Gary, you are probably not in the running, and your diagnosis is a bit off: it is not hard to read books, it is hard to listen to funny authors pouting. Irvine, compared with your gallbladder those Swedish prostates don't bother me much. Jodi, sure, you can get a Grammy, just set your books to music as well as Dylan set his music to lyrics. A cinch.

Let's keep in mind that the prize has not always gone to writers of fiction or poetry. The second Nobel Prize in Literature went to a historian. Several times the prize went to a philosopher. Quite a few went to playwrights. Dylan correctly asks whether Shakespeare imagined that in his plays he was creating "literature". Probably not, he surmises. Point well taken.

Enough second-guessing already. Something great has happened, a deserving artist has gotten the recognition he deserved, in whatever form it came.

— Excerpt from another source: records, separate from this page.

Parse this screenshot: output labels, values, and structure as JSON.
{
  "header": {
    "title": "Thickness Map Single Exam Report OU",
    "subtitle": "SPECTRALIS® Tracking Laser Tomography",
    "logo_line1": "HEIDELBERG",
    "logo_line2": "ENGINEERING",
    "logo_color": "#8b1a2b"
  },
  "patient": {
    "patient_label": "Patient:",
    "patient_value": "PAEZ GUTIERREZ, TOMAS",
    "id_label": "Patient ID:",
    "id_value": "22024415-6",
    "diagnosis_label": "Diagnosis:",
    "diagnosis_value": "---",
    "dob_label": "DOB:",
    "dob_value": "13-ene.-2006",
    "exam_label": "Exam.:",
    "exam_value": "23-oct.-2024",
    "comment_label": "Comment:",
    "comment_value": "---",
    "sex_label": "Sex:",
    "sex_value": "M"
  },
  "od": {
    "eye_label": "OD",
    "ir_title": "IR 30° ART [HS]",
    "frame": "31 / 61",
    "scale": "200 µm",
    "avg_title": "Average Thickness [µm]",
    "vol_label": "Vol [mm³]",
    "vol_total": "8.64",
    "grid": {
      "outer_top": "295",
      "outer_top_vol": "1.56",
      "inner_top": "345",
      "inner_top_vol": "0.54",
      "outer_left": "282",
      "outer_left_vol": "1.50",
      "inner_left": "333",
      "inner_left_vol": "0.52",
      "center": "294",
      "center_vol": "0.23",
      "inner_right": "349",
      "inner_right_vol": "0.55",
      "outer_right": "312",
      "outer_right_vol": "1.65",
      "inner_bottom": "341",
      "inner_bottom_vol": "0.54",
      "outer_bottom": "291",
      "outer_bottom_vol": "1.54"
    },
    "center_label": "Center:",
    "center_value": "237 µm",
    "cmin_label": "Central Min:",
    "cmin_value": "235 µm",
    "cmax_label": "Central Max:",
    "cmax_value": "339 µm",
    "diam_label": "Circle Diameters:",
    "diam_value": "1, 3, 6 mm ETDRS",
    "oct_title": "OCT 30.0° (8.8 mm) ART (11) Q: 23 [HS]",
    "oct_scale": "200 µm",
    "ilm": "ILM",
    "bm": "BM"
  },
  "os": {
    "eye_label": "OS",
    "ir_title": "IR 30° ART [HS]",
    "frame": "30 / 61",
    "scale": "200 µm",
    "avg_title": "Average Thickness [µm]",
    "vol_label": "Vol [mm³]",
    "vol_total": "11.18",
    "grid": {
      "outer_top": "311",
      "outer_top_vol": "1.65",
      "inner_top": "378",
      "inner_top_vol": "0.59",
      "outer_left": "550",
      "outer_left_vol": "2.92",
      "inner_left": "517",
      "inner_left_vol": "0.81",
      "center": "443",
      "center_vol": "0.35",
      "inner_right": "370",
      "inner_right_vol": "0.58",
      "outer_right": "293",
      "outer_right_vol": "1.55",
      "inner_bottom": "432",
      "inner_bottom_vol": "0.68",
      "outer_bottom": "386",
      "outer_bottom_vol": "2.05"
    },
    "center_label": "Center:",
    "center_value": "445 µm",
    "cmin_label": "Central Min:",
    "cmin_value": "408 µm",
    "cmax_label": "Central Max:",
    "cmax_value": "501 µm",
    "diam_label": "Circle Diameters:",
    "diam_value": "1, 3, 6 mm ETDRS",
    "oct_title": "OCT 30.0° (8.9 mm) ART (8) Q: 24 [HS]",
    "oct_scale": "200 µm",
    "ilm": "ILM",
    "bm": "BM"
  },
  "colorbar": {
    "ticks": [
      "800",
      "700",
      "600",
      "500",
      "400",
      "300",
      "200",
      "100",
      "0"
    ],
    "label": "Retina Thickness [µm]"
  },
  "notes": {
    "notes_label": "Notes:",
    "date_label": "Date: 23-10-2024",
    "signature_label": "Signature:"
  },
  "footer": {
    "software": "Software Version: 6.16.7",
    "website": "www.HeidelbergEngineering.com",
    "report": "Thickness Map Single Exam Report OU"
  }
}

We knew that Dylan was world-changing and life-changing and now the world knows it too. His acceptance letter is more proof of that, a text of deeply moving and intellectually deep observations about himself, literature and Nobel Prizes. If he gets a prize for his artwork no one should regret that either. Ring them bells, as Gordon Lightfoot put it. A towering figure in every way.

Come writers and critics
Who prophesize with your pen
And keep your eyes wide
The chance won't come again
And don't speak too soon
For the wheel's still in spin
And there's no telling who that it's naming
For the loser now will be later to win
Cause the times they are a-changing



[Re-posted on 9/28/2018 after correcting several typos, including a reference to Alice Munro receiving the Nobel Prize in "1913" - 18 years before she was born.]